There are few institutions in the United States that are experiencing increasing public trust over the past few years. Trust in government institutions seems unusually low.
This is a post about the higher education infrastructure of the United States. This infrastructure consists of a variegated ecology of educational and research institutions. It includes public community colleges, state and regional 4-year colleges, small private liberal arts colleges, state land-grant universities and other large state research universities, private research universities, the national laboratories, and quasi-independent research institutes. The vast majority of higher education students attend state universities; for decades, those schools have offered relatively affordable means to social mobility in the US.
In the 20th century, the large state research universities provided many of the cutting-edge discoveries in the natural and social sciences, a good deal of which found its way into applications in various pieces of the economy. They pushed forward new scholarship in the humanities and contributed to the societal culture, revolutionizing how we think about ourselves.

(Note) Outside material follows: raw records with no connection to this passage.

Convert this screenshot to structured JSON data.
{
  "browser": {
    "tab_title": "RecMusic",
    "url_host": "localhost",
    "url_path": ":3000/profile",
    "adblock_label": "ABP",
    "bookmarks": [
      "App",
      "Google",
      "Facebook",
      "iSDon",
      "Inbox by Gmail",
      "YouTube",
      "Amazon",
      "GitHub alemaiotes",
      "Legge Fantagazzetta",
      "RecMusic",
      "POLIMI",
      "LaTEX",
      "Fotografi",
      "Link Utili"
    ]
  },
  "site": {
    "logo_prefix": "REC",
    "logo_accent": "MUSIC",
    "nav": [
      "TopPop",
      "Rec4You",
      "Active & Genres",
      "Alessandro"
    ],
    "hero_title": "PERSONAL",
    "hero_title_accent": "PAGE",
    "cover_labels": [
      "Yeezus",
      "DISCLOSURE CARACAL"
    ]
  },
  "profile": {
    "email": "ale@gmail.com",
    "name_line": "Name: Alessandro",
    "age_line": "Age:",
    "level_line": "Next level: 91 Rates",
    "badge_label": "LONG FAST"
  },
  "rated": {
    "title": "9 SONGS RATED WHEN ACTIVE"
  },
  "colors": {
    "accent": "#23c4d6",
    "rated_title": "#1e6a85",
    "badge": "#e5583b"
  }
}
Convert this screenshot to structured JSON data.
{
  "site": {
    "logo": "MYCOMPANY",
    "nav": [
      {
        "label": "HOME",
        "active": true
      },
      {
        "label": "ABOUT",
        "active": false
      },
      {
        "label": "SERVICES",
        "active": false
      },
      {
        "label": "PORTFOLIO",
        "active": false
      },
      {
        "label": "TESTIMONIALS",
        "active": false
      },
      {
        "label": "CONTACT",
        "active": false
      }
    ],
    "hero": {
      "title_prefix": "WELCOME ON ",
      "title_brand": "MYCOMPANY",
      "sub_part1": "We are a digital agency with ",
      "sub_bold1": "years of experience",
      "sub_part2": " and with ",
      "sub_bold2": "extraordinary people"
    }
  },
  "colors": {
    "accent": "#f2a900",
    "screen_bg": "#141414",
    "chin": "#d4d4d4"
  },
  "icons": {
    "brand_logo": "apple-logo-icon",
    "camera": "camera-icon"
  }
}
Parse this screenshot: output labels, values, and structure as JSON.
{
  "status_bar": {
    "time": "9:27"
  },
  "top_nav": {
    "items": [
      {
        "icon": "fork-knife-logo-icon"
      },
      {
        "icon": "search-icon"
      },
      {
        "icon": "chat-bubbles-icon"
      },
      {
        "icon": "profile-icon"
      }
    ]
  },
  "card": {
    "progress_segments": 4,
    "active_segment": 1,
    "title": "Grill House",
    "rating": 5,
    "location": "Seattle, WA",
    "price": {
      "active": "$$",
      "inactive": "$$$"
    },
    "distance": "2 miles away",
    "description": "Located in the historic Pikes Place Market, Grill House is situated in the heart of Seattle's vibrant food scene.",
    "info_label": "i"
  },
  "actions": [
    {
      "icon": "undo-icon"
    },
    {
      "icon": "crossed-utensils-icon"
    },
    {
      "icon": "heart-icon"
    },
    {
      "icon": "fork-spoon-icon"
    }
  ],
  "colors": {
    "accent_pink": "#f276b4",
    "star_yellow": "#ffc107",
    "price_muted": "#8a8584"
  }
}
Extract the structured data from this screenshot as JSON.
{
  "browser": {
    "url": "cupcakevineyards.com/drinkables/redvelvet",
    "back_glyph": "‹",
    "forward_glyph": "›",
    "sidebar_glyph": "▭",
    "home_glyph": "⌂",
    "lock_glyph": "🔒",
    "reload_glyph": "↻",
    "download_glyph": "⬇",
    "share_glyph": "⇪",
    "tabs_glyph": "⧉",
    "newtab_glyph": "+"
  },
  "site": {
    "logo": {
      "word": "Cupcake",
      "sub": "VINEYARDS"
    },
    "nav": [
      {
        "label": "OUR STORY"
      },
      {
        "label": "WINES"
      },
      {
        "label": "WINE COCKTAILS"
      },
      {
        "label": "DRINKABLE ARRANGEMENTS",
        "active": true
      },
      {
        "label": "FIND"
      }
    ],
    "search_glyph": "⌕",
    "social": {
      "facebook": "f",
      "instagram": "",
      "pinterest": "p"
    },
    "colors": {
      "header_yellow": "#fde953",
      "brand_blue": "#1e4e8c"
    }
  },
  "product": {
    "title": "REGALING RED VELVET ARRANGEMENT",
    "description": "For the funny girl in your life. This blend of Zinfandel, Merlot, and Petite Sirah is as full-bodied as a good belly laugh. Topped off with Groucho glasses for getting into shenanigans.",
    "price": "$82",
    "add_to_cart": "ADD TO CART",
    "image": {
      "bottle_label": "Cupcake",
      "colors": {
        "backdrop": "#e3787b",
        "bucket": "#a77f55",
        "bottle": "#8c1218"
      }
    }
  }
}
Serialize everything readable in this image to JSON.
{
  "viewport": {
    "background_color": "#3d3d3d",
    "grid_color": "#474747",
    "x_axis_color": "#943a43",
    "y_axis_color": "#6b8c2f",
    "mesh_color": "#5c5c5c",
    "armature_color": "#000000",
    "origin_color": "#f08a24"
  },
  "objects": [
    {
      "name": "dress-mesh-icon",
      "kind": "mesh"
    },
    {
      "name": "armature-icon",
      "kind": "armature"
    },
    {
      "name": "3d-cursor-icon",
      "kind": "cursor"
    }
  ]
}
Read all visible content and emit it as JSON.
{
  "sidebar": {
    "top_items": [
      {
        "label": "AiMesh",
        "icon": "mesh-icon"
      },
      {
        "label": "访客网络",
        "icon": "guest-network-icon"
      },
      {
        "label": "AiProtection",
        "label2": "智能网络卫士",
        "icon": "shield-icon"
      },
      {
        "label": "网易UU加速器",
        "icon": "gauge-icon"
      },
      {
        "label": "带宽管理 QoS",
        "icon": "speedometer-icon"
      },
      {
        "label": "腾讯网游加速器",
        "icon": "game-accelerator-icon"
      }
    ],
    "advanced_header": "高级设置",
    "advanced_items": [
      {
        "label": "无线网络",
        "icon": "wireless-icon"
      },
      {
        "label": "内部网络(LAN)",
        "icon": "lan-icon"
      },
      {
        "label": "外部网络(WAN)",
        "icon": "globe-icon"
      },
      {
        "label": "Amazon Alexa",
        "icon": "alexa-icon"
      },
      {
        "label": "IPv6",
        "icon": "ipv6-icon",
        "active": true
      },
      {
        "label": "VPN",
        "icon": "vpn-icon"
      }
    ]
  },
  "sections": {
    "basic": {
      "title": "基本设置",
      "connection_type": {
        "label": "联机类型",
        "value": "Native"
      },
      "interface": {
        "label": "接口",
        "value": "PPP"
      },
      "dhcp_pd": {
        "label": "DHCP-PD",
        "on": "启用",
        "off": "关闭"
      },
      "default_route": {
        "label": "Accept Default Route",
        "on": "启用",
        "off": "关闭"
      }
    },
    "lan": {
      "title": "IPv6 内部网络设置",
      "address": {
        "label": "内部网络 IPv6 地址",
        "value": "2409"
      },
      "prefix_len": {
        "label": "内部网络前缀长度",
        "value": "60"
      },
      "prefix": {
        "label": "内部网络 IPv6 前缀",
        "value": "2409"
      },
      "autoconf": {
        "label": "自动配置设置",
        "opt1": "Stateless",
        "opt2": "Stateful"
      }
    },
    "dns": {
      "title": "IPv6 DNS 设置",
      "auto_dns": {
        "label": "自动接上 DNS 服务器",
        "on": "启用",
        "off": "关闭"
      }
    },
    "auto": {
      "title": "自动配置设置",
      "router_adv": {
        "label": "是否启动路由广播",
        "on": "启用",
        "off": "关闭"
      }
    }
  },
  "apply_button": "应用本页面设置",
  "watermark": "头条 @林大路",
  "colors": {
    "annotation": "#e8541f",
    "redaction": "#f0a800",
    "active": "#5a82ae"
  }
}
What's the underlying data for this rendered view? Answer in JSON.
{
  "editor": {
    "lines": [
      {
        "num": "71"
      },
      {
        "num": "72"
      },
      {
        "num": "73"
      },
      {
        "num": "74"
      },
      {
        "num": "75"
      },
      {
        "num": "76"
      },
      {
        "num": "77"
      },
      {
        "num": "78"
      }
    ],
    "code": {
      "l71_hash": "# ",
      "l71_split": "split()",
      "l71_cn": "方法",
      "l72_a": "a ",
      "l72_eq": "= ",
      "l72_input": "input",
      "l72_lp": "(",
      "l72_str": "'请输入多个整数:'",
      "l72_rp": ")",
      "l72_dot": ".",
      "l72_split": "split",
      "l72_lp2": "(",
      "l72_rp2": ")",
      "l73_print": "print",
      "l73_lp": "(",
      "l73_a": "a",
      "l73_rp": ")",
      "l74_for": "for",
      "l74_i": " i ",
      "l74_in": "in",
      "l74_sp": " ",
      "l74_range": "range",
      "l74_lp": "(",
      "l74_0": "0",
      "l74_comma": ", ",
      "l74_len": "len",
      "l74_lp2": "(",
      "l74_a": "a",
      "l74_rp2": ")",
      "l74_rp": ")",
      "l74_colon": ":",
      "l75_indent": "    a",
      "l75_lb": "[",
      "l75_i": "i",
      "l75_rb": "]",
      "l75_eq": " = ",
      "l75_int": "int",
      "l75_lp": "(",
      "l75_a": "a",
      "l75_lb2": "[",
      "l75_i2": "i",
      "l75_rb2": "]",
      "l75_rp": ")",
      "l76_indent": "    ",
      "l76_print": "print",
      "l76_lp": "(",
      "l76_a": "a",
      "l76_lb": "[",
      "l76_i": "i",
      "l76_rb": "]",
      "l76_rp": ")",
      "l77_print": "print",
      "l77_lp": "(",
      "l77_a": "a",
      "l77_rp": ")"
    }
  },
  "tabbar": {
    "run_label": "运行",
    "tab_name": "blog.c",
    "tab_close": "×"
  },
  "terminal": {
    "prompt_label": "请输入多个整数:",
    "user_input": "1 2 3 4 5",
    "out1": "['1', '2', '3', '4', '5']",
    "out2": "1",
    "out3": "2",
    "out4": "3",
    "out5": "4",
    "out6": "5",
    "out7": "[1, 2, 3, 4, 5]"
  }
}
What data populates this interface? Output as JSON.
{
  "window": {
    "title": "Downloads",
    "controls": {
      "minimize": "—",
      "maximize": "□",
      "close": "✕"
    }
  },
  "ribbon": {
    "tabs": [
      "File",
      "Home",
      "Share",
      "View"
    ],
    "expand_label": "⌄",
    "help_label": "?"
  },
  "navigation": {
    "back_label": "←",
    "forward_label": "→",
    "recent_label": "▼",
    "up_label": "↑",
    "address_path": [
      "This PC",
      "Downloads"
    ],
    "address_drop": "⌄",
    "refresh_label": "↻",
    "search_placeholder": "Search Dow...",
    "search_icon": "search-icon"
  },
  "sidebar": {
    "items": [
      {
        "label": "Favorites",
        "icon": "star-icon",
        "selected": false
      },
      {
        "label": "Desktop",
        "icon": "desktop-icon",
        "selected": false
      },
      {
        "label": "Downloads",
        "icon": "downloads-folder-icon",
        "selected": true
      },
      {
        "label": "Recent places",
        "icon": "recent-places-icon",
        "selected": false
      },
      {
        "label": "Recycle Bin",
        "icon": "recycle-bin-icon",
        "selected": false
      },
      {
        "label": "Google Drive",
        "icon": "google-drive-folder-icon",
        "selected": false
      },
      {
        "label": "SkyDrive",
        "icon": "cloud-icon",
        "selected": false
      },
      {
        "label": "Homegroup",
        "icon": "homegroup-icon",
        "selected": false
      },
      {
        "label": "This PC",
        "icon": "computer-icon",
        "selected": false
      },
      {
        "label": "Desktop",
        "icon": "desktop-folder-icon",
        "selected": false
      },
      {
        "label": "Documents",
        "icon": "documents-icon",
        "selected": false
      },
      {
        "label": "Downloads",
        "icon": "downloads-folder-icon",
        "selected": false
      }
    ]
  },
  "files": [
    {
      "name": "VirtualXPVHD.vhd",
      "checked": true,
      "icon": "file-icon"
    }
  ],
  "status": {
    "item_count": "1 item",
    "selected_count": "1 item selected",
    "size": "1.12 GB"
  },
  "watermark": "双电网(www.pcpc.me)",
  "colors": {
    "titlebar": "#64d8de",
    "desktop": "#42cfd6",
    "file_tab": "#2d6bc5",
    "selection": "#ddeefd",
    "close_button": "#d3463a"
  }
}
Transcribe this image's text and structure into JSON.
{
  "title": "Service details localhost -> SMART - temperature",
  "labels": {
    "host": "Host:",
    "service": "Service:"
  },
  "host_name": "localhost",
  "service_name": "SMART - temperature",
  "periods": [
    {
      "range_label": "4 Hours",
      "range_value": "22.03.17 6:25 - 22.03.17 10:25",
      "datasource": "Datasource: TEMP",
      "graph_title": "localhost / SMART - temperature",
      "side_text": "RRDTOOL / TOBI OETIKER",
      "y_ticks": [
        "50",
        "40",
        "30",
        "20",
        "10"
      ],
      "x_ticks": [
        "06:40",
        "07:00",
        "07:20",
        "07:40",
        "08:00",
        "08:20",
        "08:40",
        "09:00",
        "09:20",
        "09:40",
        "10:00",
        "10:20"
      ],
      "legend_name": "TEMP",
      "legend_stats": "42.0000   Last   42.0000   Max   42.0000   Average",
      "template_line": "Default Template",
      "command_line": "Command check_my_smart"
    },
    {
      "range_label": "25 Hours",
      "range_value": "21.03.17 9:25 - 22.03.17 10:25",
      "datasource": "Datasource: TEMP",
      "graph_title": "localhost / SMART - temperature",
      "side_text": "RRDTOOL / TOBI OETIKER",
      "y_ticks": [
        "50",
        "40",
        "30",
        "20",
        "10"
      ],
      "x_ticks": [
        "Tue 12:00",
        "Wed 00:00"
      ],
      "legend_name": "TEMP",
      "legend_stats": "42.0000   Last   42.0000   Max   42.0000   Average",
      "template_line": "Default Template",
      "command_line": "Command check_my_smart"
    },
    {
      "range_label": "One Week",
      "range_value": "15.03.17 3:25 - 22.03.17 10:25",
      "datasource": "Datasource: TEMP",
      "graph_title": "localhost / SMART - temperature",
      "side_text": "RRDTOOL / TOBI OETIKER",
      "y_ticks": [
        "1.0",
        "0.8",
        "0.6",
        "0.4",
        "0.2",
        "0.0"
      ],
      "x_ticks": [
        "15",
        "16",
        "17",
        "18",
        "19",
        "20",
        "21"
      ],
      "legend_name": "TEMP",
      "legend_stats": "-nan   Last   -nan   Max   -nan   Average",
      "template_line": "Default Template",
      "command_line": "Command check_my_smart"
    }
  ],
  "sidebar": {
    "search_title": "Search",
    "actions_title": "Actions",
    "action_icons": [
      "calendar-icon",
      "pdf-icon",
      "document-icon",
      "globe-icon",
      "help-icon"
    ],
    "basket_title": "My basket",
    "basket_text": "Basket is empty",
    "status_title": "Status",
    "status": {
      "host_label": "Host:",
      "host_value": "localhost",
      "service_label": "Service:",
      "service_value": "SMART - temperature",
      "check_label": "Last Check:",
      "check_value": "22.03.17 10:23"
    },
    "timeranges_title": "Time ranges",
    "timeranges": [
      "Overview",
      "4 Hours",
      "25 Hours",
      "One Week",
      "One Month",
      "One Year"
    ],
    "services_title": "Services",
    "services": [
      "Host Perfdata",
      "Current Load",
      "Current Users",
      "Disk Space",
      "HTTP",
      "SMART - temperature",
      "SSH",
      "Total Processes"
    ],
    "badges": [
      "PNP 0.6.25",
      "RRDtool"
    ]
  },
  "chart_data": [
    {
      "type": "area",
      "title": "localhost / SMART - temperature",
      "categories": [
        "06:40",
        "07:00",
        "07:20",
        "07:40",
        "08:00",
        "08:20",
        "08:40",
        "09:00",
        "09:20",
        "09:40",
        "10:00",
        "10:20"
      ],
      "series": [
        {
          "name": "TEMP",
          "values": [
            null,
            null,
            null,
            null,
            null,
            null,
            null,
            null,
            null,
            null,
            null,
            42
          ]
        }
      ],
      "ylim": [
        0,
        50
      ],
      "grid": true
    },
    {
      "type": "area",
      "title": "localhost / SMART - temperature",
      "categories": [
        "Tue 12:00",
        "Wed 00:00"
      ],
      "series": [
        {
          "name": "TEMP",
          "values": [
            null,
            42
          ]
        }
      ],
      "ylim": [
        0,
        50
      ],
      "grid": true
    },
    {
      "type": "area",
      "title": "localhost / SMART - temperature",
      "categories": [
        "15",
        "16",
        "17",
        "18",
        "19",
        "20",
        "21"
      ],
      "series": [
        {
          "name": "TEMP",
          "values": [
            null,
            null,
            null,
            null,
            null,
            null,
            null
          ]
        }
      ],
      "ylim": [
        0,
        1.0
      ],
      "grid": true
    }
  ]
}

In the sciences, they offered a key magnet to attract the best minds throughout the world for advanced education. Many of the international students chose to stay in the US and pursue their careers, offering decades of enrichment to the country. Indeed, this pattern was doubly valuable because it coincided with a longstanding weakness of science education in K-12 schools. Without the in-migration of scientific talent, too few US residents were pursuing such higher education to permit the advanced developments we as a country now enjoy. The strength of these institutions of higher education and the ecology of different types of institutions were unparalleled in the world.
For the past few years we have been witnessing the dismantling of this ecology. Those institutions that were once so strong are now threatened. As state legislatures have annually cut tax-based support for these institutions, the schools have increased their tuition prices to replace tax sources. The increased tuition costs then have become the focus of criticism. It seems a vicious cycle.
Reflecting on these events, it is startling how quickly this destruction of government-supported higher education is occurring. How could these institutions so quickly be gutted? How could institutions seemingly so strong be manifesting such weakness? Clearly, there seems to be a breakdown in shared values. Their strength largely rested on a shared norm – that support for education was the gift of one generation to the next, both benefiting individuals but also building a strong nation. Hence, a sense of civic duty underlay this widespread support.
Did lost trust in government lead to reduced support for state-funded higher education? Or, are these independent but co-incidental events? Did the perceived lack of shared benefits lead to large sets of taxpayers critiquing the “eliteness” of higher education? Did universities forget their role in service to the society in return for financial support from the public? Does the lack of support come merely from not knowing about the earnings’ gains among college graduates? Has the growing wealth inequality (perhaps, itself connected to access to higher education) fed beliefs that these institutions are not relevant to the majority of those suffering relative deprivation?
As we see other nations increase their support for higher education and begin to enjoy the societal advancement empowered by such support, it’s doubly sad to see our country willfully diminish the strength of state-supported colleges and universities.
It’s a moment when those who potentially benefit from access to higher education need to express their support. The society that our young will inherit will be stronger with a well-educated populace. It’s a moment when those inside higher education institutions need to remember that they exist solely through the support of others; in some sense, their right to exist depends on consistent demand for their services. It’s also time when those outside these institutions need to communicate their fundamental worth to the strength of a country.